By a Newsnet reporter
A new survey on independence has revealed the Yes campaign has closed the gap on its No rivals.
Conducted by Ipsos-MORI on behalf of STV, the poll shows support for Yes up by four points with those backing No down three since the company’s last survey for the broadcaster.
A survey carried out by the same polling company in March put Yes on 32% and No on 57%, a gap of 25%. The latest survey puts Yes on 36% with No on 54%, a gap of 18%.
Stripping out the undecided voters, it puts No on 60% with Yes on 40%. Ipsos-MORI polled 1003 Scots over the age of 16 between May 26 and June 1.
The survey confirms a trend to Yes from No which has been ongoing since the end of last year, however the No campaign will find comfort in the fact that they still enjoy a clear lead over their rivals.
In contrast to similar polls, Ipsos-MORI found more undecided voters tending towards No than Yes. When pressed on which way they were leaning, 32% said No with 23% saying Yes.
However Yes will be encouraged at the continued increase in support for Yes. In September last year Ipsos-MORI found support for No almost twice that of its rivals. Backing for Yes stood at 31% with support for No at 59%.

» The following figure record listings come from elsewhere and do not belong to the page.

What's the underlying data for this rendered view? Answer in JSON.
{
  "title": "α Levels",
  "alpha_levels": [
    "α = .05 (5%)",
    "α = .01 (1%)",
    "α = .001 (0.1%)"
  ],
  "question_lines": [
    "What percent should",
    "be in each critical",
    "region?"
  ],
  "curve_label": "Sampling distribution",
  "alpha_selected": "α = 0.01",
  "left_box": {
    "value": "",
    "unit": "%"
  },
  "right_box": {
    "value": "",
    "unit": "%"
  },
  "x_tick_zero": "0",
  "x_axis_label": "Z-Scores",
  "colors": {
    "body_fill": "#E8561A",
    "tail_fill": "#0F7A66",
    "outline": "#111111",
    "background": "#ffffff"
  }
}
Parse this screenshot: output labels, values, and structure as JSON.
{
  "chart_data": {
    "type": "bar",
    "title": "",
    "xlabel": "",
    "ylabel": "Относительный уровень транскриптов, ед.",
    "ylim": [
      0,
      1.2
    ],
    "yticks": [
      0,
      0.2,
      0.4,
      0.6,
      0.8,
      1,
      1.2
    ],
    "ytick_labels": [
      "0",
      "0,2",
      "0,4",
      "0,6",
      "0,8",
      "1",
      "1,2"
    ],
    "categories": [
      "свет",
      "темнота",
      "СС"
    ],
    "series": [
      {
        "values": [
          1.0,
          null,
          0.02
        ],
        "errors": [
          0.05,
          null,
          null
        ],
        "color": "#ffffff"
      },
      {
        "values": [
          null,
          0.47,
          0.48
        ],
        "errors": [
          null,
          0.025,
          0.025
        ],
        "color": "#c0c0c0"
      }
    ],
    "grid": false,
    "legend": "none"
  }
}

Responding to the latest poll, Yes Scotland said: “The four point increase in support for Yes – accompanied by a four point fall in support for No – is extremely welcome. It takes Yes to the highest level yet in this series of polls.
“It is particularly encouraging that Yes has reached 40 per cent in this poll (when the undecideds are excluded), given that other pollsters have put support for independence higher than Ipsos MORI.”
However, Ipsos-MORI Scotland’s director Mark Diffley said: “The Yes campaign has made some significant progress in persuading the public in recent months. With just over 100 days to go until the referendum they will hope that this represents momentum that will see support continue to grow up to September 18.
“However, it is clear that the No campaign retains a healthy lead and, with the referendum fast approaching, there would need to be significant change in opinions if Yes is going to win.”
Ipsos-MORI found itself at the centre of a row last month after it emerged it had been commissioned by the UK Government to carry out a survey on independence. However controversy surrounded the Westminster coalition’s decision not to release results amid rumours it showed a rise in support for Yes.